Australia will likely reject a US request to accept detainees freed from the Guantanamo Bay military prison, the acting prime minister said yesterday.
Acting Australian Prime Minister Julia Gillard said US President George W. Bush's administration made the request early last month after US president-elect Barack Obama announced he planned to close the prison. Obama has not made such a request, she said.
Australia had rejected a similar request to resettle “a small group of detainees” early last year, said Gillard, who is filling in for Australian Prime Minister Kevin Rudd while he is on vacation.
“Australia, as an ally of the United States, is examining this second request,” Gillard said in a statement. “Notwithstanding that, it is unlikely Australia would accept these detainees.”

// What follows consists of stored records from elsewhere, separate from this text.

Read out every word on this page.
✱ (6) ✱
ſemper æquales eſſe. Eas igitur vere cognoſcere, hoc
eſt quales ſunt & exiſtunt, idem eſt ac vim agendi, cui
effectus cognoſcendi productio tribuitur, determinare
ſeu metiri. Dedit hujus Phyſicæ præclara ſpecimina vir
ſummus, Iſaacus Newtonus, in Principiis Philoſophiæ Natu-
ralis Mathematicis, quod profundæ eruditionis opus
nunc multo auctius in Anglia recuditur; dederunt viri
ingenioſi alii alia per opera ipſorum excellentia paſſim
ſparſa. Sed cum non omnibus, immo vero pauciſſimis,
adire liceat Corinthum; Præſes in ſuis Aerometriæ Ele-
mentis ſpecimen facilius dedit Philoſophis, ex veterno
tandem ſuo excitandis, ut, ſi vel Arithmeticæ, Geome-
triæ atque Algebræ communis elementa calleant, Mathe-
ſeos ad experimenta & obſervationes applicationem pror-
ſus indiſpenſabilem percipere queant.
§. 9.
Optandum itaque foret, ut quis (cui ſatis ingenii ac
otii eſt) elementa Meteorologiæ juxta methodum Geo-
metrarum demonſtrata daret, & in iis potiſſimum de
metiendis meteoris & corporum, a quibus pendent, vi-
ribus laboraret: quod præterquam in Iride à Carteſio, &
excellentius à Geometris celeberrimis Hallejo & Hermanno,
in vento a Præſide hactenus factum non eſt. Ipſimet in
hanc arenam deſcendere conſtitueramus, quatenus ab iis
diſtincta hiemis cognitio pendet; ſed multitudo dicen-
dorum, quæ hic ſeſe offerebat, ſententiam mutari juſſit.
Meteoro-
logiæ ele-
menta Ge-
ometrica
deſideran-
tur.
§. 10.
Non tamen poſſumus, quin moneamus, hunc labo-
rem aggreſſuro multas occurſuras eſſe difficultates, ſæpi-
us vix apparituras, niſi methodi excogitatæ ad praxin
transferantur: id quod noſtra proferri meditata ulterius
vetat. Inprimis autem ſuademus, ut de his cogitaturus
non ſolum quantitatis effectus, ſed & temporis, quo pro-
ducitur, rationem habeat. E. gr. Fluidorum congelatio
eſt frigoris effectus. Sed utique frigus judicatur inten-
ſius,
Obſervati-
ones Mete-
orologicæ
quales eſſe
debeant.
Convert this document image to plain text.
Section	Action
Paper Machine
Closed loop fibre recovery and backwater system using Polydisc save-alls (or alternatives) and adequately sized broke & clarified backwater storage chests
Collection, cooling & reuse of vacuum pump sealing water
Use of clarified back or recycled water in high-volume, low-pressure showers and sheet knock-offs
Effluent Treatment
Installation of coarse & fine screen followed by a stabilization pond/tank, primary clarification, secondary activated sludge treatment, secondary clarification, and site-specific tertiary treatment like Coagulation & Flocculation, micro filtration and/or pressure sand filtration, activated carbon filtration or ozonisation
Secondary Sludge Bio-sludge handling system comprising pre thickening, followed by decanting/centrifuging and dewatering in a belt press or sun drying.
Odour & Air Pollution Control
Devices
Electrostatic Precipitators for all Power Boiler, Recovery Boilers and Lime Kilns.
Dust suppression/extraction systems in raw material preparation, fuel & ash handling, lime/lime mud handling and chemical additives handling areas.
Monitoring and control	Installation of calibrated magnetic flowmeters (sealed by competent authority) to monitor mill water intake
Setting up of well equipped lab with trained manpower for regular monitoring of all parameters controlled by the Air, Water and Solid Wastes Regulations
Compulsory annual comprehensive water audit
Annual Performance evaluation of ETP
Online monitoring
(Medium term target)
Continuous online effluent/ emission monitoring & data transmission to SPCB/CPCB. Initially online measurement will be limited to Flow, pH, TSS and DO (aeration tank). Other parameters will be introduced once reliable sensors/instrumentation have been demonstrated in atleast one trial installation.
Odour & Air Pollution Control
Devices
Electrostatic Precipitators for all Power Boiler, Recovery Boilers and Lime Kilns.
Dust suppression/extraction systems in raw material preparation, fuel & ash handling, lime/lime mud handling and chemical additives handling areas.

The rebuff from Australia — a staunch ally in the US-led war on terror — was a blow to Washington's quest to find homes in other countries for the prisoners, Australian National University political scientist Michael McKinley said.
But he said a request from Obama himself could yet be successful, as Rudd attempts to endear himself to the new administration by helping it politically.
“Rudd could be hoping to win some points with the new administration through this,” McKinley said.
Rudd's center-left Labor Party, which came to power in 2007, has criticized the detention camp at the Guantanamo Bay naval base in Cuba as unjust and demanded the repatriation of two Australians held there.
David Hicks, who was held at Guantanamo for five years without trial, was sent back in 2007 after pleading guilty to supporting terrorism as a Taliban soldier in Afghanistan. He served a nine-month sentence in Australia. Mamdouh Habib, an Egyptian-born immigrant who was arrested in Pakistan in 2001, was returned to Australia in 2005. No charges were ever filed against him.
Habib said yesterday that Australia should not accept the detainees because their histories were unknown.